From the 10th through the 17th centuries, the land was ruled by a noble class, the boyars, above whom was a tsar, who later became an emperor. Tsar Ivan III (1462–1505) laid the groundwork for the empire that later emerged. He tripled the territory of his state, ended the dominance of the Golden Horde, renovated the Moscow Kremlin, and laid the foundations of the Russian state. The House of Romanov ruled the Russian Empire from its beginning in 1721 until 1762. Its matrilineal branch of patrilineal German descent, the House of Holstein-Gottorp-Romanov, ruled from 1762 until the end of the empire. At the beginning of the 19th century, the empire extended from the Arctic Ocean in the north to the Black Sea in the south, from the Baltic Sea on the west into Alaska and Northern California, in North America, on the east. By the end of the 19th century, it would acquire Central Asia and parts of Northeast Asia.

With 125.6 million subjects, according to the 1897 census, it had the third-largest population in the world at the time, after Qing China and India. Like all empires, it featured great economic, ethnic, linguistic, and religious diversity. The empire had a predominantly agricultural economy based on large estates worked unproductively by Russian peasants, known as serfs, who were tied to the land under a feudal arrangement. The serfs were freed in 1861, but the landowning aristocratic class kept control. The economy slowly industrialized with the help of foreign investments in railways and factories. Many dissident elements launched numerous rebellions and assassinations over the centuries. In the 19th century, dissidents were closely watched by the imperial secret police, and thousands were exiled to Siberia.
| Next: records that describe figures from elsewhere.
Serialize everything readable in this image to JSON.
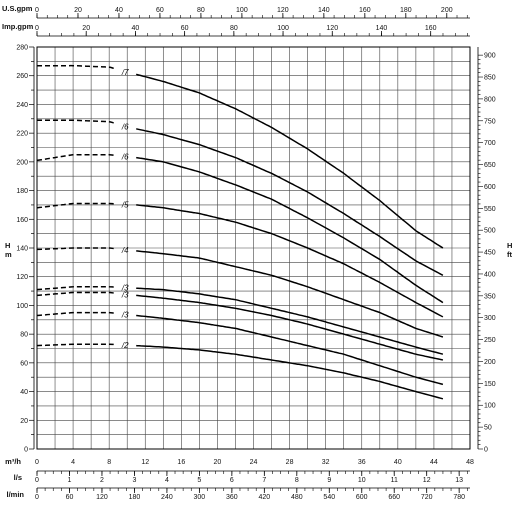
{
  "chart_data": {
    "type": "line",
    "units": {
      "top1": "U.S.gpm",
      "top2": "Imp.gpm",
      "left_h": "H",
      "left_unit": "m",
      "right_h": "H",
      "right_unit": "ft",
      "bottom_m3h": "m³/h",
      "bottom_ls": "l/s",
      "bottom_lmin": "l/min"
    },
    "x_axis_m3h": {
      "range": [
        0,
        48
      ],
      "ticks": [
        0,
        4,
        8,
        12,
        16,
        20,
        24,
        28,
        32,
        36,
        40,
        44,
        48
      ]
    },
    "y_axis_m": {
      "range": [
        0,
        280
      ],
      "ticks": [
        0,
        20,
        40,
        60,
        80,
        100,
        120,
        140,
        160,
        180,
        200,
        220,
        240,
        260,
        280
      ]
    },
    "y_axis_ft": {
      "range": [
        0,
        918.6
      ],
      "ticks": [
        0,
        50,
        100,
        150,
        200,
        250,
        300,
        350,
        400,
        450,
        500,
        550,
        600,
        650,
        700,
        750,
        800,
        850,
        900
      ]
    },
    "x_axis_usgpm": {
      "ticks": [
        0,
        20,
        40,
        60,
        80,
        100,
        120,
        140,
        160,
        180,
        200
      ],
      "per_m3h": 4.4029
    },
    "x_axis_impgpm": {
      "ticks": [
        0,
        20,
        40,
        60,
        80,
        100,
        120,
        140,
        160
      ],
      "per_m3h": 3.6662
    },
    "x_axis_ls": {
      "ticks": [
        0,
        1,
        2,
        3,
        4,
        5,
        6,
        7,
        8,
        9,
        10,
        11,
        12,
        13
      ],
      "per_m3h": 0.27778
    },
    "x_axis_lmin": {
      "ticks": [
        0,
        60,
        120,
        180,
        240,
        300,
        360,
        420,
        480,
        540,
        600,
        660,
        720,
        780
      ],
      "per_m3h": 16.6667
    },
    "series": [
      {
        "name": "/7",
        "x": [
          0,
          4,
          8,
          11,
          14,
          18,
          22,
          26,
          30,
          34,
          38,
          42,
          45
        ],
        "y": [
          267,
          267,
          266,
          261,
          256,
          248,
          237,
          224,
          209,
          192,
          173,
          152,
          140
        ]
      },
      {
        "name": "/6",
        "x": [
          0,
          4,
          8,
          11,
          14,
          18,
          22,
          26,
          30,
          34,
          38,
          42,
          45
        ],
        "y": [
          229,
          229,
          228,
          223,
          219,
          212,
          203,
          192,
          179,
          164,
          148,
          131,
          121
        ]
      },
      {
        "name": "/6",
        "x": [
          0,
          4,
          8,
          11,
          14,
          18,
          22,
          26,
          30,
          34,
          38,
          42,
          45
        ],
        "y": [
          201,
          205,
          205,
          203,
          200,
          193,
          184,
          174,
          161,
          147,
          132,
          114,
          102
        ]
      },
      {
        "name": "/5",
        "x": [
          0,
          4,
          8,
          11,
          14,
          18,
          22,
          26,
          30,
          34,
          38,
          42,
          45
        ],
        "y": [
          168,
          171,
          171,
          170,
          168,
          164,
          158,
          150,
          140,
          129,
          116,
          102,
          92
        ]
      },
      {
        "name": "/4",
        "x": [
          0,
          4,
          8,
          11,
          14,
          18,
          22,
          26,
          30,
          34,
          38,
          42,
          45
        ],
        "y": [
          139,
          140,
          140,
          138,
          136,
          133,
          127,
          121,
          113,
          104,
          95,
          84,
          78
        ]
      },
      {
        "name": "/3",
        "x": [
          0,
          4,
          8,
          11,
          14,
          18,
          22,
          26,
          30,
          34,
          38,
          42,
          45
        ],
        "y": [
          111,
          113,
          113,
          112,
          111,
          108,
          104,
          98,
          92,
          85,
          78,
          71,
          66
        ]
      },
      {
        "name": "/3",
        "x": [
          0,
          4,
          8,
          11,
          14,
          18,
          22,
          26,
          30,
          34,
          38,
          42,
          45
        ],
        "y": [
          107,
          109,
          109,
          107,
          105,
          102,
          98,
          93,
          87,
          80,
          73,
          66,
          62
        ]
      },
      {
        "name": "/3",
        "x": [
          0,
          4,
          8,
          11,
          14,
          18,
          22,
          26,
          30,
          34,
          38,
          42,
          45
        ],
        "y": [
          93,
          95,
          95,
          93,
          91,
          88,
          84,
          78,
          72,
          66,
          58,
          50,
          45
        ]
      },
      {
        "name": "/2",
        "x": [
          0,
          4,
          8,
          11,
          14,
          18,
          22,
          26,
          30,
          34,
          38,
          42,
          45
        ],
        "y": [
          72,
          73,
          73,
          72,
          71,
          69,
          66,
          62,
          58,
          53,
          47,
          40,
          35
        ]
      }
    ],
    "dashed_below_x": 10,
    "grid": true
  }
}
Emperor Peter I (1682–1725) fought numerous wars and expanded an already vast empire into a major European power. He moved the capital from Moscow to the new model city of Saint Petersburg, which was largely built according to Western design. He led a cultural revolution that replaced some of the traditionalist and medieval social and political mores with a modern, scientific, Western-oriented, and rationalist system. Empress Catherine the Great (1762–1796) presided over a golden age; she expanded the state by conquest, colonization, and diplomacy, while continuing Peter I's policy of modernization along Western European lines. Tsar Alexander I (1801-1825) played a major role in defeating Napoleon's ambitions to control Europe, as well as constituting the Holy Alliance of conservative monarchies. Russia further expanded to the west, south, and east, becoming one of the most powerful European empires of the time. Its victories in the Russo-Turkish Wars were checked by defeat in the Crimean War (1853-1856), which led to a period of reform and intensified expansion in Central Asia. Emperor Alexander II (1855–1881) initiated numerous reforms, most dramatically the emancipation of all 23 million serfs in 1861. His policy in Eastern Europe officially involved the protection of Eastern Orthodox Christians within the Ottoman Empire. This was one factor leading to Russia's entry into World War I in 1914, on the side of the Allied powers against the Central Powers.

The Russian Empire functioned as an absolute monarchy on the ideological doctrine of Orthodoxy, Autocracy, and Nationality until the Revolution of 1905, when a nominal semi-constitutional monarchy was established. It functioned poorly during World War I, leading to the February Revolution and the abdication of Tsar Nicholas II, after which the monarchy was abolished. In the October Revolution, the Bolsheviks seized power, leading to the Russian Civil War. The Bolsheviks executed the imperial family in 1918 and established the Soviet Union in 1922 after emerging victorious from the civil war.